Por supuesto, las serviles proclamas de la fracción gobiernista alabando a su Mandatario, han sido recibidas por la ciudadanía como una fuerte dosis de tóxico cinismo; y en las afueras de la Asamblea Legislativa apareció un grupo de manifestantes demandando que el retrato de Solís no fuese colocado.

¿Acaso es posible excluir a un Expresidente en particular de la galería dedicada a ellos? Pues no sólo ha sido posible, sino que ha sucedido en el pasado.

Precisamente este año (2019) se cumple el centenario del caso emblemático: Federico Tinoco.
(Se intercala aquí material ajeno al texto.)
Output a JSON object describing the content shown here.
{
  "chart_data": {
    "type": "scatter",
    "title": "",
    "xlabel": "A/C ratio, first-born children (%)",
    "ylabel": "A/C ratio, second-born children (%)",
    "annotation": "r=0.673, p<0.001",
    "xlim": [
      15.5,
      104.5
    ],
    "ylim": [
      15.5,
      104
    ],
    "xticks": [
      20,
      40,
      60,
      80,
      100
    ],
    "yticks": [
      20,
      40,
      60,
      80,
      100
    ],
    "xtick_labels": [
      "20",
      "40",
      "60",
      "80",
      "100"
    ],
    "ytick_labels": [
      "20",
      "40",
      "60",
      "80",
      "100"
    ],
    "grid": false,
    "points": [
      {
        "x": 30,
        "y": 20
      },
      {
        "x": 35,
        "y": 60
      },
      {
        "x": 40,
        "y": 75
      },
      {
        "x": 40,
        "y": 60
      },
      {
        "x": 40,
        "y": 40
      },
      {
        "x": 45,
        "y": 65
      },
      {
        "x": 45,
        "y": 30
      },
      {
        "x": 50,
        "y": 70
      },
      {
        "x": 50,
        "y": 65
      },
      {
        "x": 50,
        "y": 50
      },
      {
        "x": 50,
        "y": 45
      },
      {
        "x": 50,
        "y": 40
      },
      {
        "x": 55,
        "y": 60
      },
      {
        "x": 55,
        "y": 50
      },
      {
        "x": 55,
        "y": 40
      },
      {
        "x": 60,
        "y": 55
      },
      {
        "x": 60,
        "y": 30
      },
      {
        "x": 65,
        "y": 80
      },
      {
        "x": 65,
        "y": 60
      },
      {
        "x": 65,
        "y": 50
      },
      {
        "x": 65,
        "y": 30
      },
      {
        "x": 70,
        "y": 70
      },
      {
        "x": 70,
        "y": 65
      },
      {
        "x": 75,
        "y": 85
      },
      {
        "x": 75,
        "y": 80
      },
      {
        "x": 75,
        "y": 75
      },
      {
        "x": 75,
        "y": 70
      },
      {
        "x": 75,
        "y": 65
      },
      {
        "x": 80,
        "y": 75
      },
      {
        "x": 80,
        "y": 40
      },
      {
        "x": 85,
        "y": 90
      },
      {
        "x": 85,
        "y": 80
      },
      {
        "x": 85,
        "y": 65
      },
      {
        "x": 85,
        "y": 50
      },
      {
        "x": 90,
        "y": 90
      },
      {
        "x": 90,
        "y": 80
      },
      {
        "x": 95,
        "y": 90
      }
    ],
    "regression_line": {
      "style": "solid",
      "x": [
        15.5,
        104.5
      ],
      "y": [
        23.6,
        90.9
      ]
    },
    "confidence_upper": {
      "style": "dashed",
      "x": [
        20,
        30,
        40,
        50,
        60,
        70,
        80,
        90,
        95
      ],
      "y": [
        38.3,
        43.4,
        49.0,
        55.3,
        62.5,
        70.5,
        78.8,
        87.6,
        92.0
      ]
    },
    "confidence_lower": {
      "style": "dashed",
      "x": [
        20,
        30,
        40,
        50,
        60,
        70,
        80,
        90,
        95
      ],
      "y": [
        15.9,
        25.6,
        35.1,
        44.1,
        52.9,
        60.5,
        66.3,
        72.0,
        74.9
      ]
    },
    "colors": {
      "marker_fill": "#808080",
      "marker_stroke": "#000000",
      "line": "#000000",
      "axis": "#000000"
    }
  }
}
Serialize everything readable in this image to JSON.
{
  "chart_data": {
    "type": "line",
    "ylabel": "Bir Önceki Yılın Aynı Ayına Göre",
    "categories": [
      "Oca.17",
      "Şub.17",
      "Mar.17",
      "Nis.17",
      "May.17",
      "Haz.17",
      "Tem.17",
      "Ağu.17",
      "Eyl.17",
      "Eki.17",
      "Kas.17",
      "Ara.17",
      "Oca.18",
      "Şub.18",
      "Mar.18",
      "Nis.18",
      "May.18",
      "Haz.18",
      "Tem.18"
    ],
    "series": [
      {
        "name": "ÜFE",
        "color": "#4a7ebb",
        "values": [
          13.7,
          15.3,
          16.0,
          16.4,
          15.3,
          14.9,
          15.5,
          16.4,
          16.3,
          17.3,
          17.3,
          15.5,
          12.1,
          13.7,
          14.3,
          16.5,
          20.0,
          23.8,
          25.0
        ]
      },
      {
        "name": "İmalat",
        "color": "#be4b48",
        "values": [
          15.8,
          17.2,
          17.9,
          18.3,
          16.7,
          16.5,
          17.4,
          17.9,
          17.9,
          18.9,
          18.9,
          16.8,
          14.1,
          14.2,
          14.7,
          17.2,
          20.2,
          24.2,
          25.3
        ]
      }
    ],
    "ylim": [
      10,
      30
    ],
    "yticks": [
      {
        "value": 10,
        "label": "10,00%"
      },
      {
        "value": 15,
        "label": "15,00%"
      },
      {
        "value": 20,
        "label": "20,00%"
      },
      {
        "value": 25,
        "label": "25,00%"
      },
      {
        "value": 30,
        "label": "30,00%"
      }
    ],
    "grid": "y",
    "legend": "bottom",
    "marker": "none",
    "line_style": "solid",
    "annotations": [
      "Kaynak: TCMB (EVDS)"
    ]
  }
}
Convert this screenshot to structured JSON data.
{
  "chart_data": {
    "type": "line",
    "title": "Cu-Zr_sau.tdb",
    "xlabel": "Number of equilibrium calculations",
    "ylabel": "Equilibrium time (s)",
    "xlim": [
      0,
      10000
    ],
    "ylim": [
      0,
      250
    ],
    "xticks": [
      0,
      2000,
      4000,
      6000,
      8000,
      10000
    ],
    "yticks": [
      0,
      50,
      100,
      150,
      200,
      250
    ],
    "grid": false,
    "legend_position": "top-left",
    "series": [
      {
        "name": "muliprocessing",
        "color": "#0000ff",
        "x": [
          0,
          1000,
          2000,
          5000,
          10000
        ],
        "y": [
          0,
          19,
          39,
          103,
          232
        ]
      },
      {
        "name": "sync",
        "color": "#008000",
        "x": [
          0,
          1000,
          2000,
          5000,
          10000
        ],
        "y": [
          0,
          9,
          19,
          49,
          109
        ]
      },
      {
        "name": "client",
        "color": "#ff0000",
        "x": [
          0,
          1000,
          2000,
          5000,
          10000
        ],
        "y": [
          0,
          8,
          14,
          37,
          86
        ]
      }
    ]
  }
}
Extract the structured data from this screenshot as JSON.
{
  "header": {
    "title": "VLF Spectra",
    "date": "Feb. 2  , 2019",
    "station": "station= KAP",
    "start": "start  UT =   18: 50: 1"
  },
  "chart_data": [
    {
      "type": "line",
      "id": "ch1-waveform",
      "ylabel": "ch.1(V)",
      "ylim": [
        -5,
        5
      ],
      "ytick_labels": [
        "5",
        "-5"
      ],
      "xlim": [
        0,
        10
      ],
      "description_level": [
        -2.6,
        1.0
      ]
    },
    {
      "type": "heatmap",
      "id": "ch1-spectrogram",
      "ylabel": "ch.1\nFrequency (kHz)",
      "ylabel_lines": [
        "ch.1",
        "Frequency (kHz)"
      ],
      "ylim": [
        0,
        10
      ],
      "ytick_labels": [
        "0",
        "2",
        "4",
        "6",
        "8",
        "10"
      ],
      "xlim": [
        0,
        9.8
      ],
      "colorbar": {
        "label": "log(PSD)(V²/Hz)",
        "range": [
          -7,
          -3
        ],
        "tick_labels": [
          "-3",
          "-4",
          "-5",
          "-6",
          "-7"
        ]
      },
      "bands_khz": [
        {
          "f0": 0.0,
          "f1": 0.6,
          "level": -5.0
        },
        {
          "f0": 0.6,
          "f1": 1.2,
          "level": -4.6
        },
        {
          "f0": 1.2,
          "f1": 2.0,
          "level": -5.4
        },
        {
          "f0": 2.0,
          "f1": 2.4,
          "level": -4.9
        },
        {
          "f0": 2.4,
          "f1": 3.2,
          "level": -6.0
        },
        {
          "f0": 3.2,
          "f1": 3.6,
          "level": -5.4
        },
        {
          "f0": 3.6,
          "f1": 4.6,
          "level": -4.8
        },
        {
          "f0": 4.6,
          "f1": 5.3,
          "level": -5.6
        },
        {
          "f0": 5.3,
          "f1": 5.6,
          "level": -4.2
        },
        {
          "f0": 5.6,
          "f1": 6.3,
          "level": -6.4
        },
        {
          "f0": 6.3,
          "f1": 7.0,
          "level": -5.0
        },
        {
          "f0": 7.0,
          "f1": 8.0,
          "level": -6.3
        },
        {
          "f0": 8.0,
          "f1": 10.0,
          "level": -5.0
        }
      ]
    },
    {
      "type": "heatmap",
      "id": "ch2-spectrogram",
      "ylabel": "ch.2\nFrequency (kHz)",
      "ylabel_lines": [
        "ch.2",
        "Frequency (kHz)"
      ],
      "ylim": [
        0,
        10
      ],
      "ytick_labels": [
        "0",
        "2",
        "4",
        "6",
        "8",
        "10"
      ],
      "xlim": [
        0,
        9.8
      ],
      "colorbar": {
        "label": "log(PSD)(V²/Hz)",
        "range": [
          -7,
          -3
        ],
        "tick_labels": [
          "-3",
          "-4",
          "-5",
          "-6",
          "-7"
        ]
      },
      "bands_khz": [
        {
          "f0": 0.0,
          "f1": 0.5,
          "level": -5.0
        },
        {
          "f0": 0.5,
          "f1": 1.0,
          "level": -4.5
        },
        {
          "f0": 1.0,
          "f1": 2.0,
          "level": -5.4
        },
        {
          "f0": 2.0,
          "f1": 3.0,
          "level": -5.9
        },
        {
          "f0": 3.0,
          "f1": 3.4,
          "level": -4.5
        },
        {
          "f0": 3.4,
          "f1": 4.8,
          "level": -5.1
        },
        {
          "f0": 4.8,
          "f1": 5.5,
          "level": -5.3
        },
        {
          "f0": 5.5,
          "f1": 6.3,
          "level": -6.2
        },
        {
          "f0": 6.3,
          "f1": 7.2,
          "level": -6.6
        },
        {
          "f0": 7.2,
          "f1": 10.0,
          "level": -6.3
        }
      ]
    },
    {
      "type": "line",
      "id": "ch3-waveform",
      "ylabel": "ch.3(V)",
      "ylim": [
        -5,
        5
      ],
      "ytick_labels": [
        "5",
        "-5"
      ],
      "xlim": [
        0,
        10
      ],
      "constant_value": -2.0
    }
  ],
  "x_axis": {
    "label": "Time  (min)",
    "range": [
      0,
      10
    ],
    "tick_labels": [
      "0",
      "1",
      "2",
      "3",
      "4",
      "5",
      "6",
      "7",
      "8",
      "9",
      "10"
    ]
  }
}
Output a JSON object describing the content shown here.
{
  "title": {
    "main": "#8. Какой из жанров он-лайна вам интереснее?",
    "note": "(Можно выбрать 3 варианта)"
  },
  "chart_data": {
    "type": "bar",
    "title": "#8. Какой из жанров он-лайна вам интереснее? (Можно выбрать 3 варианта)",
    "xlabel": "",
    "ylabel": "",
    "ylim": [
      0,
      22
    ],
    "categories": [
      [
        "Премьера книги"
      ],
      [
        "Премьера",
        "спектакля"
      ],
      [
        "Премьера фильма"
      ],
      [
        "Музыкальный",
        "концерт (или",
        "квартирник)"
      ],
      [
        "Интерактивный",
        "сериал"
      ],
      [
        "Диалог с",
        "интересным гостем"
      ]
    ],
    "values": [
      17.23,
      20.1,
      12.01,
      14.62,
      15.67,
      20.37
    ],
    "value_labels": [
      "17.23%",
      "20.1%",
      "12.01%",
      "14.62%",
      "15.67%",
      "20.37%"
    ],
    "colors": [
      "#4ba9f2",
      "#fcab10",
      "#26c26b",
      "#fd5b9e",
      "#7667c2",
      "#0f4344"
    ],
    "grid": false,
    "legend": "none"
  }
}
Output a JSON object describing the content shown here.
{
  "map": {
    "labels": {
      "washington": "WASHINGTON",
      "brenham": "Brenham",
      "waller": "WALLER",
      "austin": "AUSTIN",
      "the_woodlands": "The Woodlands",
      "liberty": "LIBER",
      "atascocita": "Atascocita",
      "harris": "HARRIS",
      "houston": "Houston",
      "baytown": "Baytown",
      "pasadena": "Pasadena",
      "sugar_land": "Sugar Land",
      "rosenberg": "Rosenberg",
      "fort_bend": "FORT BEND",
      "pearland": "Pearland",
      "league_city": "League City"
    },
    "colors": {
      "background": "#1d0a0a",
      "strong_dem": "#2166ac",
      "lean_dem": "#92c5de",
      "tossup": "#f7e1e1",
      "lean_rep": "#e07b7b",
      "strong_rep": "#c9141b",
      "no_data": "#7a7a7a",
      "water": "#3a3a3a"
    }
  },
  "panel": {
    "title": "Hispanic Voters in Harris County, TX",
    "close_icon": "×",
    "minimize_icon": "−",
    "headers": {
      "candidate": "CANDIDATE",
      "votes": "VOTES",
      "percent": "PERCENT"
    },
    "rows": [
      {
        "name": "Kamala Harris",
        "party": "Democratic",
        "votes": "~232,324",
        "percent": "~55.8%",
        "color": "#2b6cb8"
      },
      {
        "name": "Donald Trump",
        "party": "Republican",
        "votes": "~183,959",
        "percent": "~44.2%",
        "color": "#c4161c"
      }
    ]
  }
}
La agonía y caída de su Gobierno—el marco histórico de mi novela “Herida de Muerte”—dieron paso a un estridente debate sobre su legado. Si bien ya eran conocidas sus prácticas dictatoriales (espionaje, represión, detención, tortura e incluso asesinato de sus opositores), sin mencionar el carácter “traicionero” del golpe de Estado que le dio origen, sólo al caer su régimen pudo saberse cuánto daño había causado a las finanzas públicas. Aunque le tocase un periodo difícil (la Primera Guerra Mundial), quedó clarísimo que la administración había sido de pésima calidad: el país quedó económicamente arruinado. Como resultado, el Congreso de 1920—dominado además por los enemigos del tinoquismo—resolvió que su retrato no fuera admitido en el recinto de honor.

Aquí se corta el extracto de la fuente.